On 09.06.2011 14:15, Dave Taht wrote:
> On Thu, Jun 9, 2011 at 2:17 AM, Patrick McHardy <kaber@trash.net> wrote:
>> On 08.06.2011 22:50, Jan Engelhardt wrote:
>>> On Wednesday 2011-06-08 19:32, Patrick McHardy wrote:
>>>
>>>> On 08.06.2011 17:47, Dave Taht wrote:
>>>>> On Wed, Jun 8, 2011 at 9:01 AM, Eric Dumazet <eric.dumazet@gmail.com> wrote:
>>>>>
>>>>>> Dave Taht mentioned in bloat list that netfilter ecn match was ipv4
>>>>>> only.
>>>>>>
>>>>>> Is there any plan to make the switch from net/ipv4/netfilter/ipt_ecn.c
>>>>>> to net/netfilter/xt_ecn.c ?
>>>>>>
>>>>>> I can probably do it but not before ~ten days, so if someone is
>>>>>> interested, this will please Dave ;)
>>>>
>>>> That should be a relatively quick job, I'll give it a shot while
>>>> my dinner is cooking :)
>>>>
>>>>> The larger question I had was this
>>>>>
>>>>> "iptables seems to think ecn can only be looked at in TCP streams, where (for
>>>>> example), ecn bits can be copied to the outer header of a udp vpn
>>>>> stream, and marked
>>>>>
>>>>> when needed."
>>>>>
>>>>> ECN is an ip level standard, not just a tcp one.
>>>>
>>>> That probably needs a new revision and is slightly more work, lets
>>>> begin by porting it to IPv6, then we can add this on top.
>>>
>>> Moving it to xt_ecn first seems like producing a smaller patchset
>>> because you don't have to potentially duplicate the functions first. :)
>>
>> It actually already supports matching on IP header ECN bits:
>>
>> [!] --ecn-ip-ect [0..3] Match ECN codepoint in IPv4 header
>>
> 
> Sorry, my bad.
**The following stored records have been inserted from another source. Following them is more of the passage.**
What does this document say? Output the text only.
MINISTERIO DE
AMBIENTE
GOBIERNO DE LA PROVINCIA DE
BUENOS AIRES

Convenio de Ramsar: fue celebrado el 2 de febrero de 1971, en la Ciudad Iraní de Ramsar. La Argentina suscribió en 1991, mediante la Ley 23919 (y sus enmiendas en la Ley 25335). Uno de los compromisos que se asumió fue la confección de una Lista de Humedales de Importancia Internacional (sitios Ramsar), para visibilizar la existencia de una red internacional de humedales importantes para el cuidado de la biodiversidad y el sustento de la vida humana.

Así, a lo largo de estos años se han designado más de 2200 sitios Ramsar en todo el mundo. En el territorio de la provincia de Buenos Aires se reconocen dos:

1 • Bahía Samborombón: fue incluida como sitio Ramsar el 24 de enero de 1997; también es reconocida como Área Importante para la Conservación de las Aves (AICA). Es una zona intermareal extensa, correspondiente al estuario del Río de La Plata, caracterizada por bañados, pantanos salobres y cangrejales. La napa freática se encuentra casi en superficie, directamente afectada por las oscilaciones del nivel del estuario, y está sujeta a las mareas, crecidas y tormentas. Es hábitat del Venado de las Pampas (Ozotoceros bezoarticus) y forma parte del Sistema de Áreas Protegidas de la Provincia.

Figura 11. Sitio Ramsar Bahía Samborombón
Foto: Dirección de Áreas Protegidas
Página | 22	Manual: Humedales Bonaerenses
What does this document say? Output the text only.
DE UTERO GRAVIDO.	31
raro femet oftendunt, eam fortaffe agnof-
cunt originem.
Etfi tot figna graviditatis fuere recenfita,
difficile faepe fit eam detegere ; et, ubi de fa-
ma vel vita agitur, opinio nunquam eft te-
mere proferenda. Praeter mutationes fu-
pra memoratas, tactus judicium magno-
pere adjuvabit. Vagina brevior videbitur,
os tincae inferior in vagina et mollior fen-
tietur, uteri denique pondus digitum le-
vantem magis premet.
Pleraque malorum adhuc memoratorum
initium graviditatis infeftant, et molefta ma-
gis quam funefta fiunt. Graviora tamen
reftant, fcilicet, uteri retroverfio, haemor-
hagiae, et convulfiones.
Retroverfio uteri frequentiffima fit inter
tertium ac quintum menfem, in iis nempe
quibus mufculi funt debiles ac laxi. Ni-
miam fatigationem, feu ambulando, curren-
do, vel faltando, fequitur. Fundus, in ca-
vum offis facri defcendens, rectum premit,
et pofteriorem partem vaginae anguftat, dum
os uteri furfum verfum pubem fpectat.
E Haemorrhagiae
It's even documented as existing.
> 
> So it's just a pair of convienence functions (
> --ecn-ip-ece --ecn-ip-cwr )

Yeah, that would make usage easier.

> and ipv6 iptables support for ECN that are MIA.

Sent out patches a few seconds ago.

> I'll argue that extending the blackhole-ing feature to also include ip
> 
>        --ecn-tcp-remove
> 
> might be good... although in my testing I have not found a blackhole
> yet, they must still be out there.

That would be the ECN target, not the match.